Thank you for the comments in reference to religion and the environmental “movement.” I’ve to often heard people quote the old testament in reference to the word “dominion.” What people tend not to realize is that we need to temper the philosophy of dominion with stewardship.
Thank you,
Adam
Have you heard of the site http://www.we-get-it.org/ … ? I think you’d enjoy it as well. I enjoyed your article and it’s inspired me to get the book. We do need to care for our environment and educate ourselves about what’s at stake, then take some simple steps to make wise stewardship part of our lifestyle.
Rabi Sinclair,
This is the kind of feature that REALLY makes you stop and thing and it’s always so refreshing to be able to read something that really forces you to look at things from a different angle.

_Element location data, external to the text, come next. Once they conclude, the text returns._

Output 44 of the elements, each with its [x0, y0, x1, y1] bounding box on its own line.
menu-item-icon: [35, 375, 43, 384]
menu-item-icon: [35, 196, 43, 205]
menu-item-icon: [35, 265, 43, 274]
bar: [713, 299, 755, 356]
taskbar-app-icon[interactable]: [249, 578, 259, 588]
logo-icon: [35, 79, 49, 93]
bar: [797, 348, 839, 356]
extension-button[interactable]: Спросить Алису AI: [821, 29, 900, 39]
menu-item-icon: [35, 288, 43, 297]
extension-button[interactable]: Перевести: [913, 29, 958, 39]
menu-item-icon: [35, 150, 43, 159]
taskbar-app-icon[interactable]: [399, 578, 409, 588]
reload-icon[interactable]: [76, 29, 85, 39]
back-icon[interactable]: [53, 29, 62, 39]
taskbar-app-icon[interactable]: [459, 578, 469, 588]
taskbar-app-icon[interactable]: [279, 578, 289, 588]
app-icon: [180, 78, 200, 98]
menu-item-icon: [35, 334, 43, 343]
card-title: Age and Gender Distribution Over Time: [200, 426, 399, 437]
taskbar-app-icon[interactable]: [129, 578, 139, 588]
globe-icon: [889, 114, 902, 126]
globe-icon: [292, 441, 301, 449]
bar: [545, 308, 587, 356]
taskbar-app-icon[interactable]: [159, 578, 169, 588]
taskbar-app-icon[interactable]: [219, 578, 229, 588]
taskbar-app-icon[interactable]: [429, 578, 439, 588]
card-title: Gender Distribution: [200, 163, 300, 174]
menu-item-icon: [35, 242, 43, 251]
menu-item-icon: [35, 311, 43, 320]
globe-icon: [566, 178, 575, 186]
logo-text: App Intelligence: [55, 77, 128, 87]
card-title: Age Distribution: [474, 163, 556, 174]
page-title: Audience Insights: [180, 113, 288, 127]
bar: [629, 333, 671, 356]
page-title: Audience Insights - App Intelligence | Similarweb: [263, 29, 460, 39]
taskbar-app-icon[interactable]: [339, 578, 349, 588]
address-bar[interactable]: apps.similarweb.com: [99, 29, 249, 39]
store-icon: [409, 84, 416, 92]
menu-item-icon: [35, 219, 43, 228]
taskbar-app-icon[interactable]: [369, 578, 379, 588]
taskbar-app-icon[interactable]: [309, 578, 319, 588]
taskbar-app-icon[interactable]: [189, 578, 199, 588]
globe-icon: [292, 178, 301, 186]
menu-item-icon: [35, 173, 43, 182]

Thanks for taking the time to share this with us!
Miss Gisele B.
Dear Rabbi Sinclair,
Thanks for this very thoughtful review of our book. I really appreciate the comparisons and contrasts you drew between DOE and Break Through, and your admonition that we take the ties between religion and politics seriously. I especially appreciate your point about how Gore has shifted his rhetoric from apocalypse to overcoming.
A few reactions. Our criticism of cap and trade is that it can’t deal with global warming because it is centrally focused on making dirty energy more expensive than on making clean energy cheap. That is policy critique, not a marketing one. For cap and trade to work it must raise the price of fossil fuels to levels where clean energy is cost competitive. But that would mean increasing energy prices to politically unacceptable levels — look at the Senate’s (third) rejection of cap and trade, and at the recent Democratic reversal on oil drilling. Voters not only don’t want to pay more for energy, they want to take measures (e.g., off-shore oil drilling) to reduce energy prices.
The implication is that we need to make clean energy cheap directly, through government investments in technology innovation. This is not a new or radical idea in America; indeed, it is what we have always done, from the construction of the canals, railroads, highways, and Internet to the subsidization of microchips, computer sciences, and pharmaceuticals. America invests in innovation. We should do it again, this time on energy.
For a more extended argument, see our article, “Fast Clean & Cheap,” published in the Harvard Law and Policy Review earlier this year.
As for religion, we support a secular politics, not a religious one, though we do think a secular politics is compatible with pre-political religious institutions and practices. We also think that gratitude toward creation, reverence, and awe are powerful motivators for a progressive politics. This is perhaps the least developed part of book, but it may also be, as you
suggest, the most important one. You ask, “Will a secularized version of this narrative, built around clean tech investment, have the mythical power to move America to act on climate change? Or will a deeper and even more resonant story be needed, say of the earth as the God’s wondrous Creation
that we are bidden to cherish and love?” I hope it’s both. To date the religious discourse greens have used has overwhelmingly been one of a fall from nature that ends in apocalypse — to be avoided not through innovation but through constraining human power and aspiration. I hope we can create politics focused on loving and nourishing the earth and each other, for that would be far more powerful. Please stay in touch.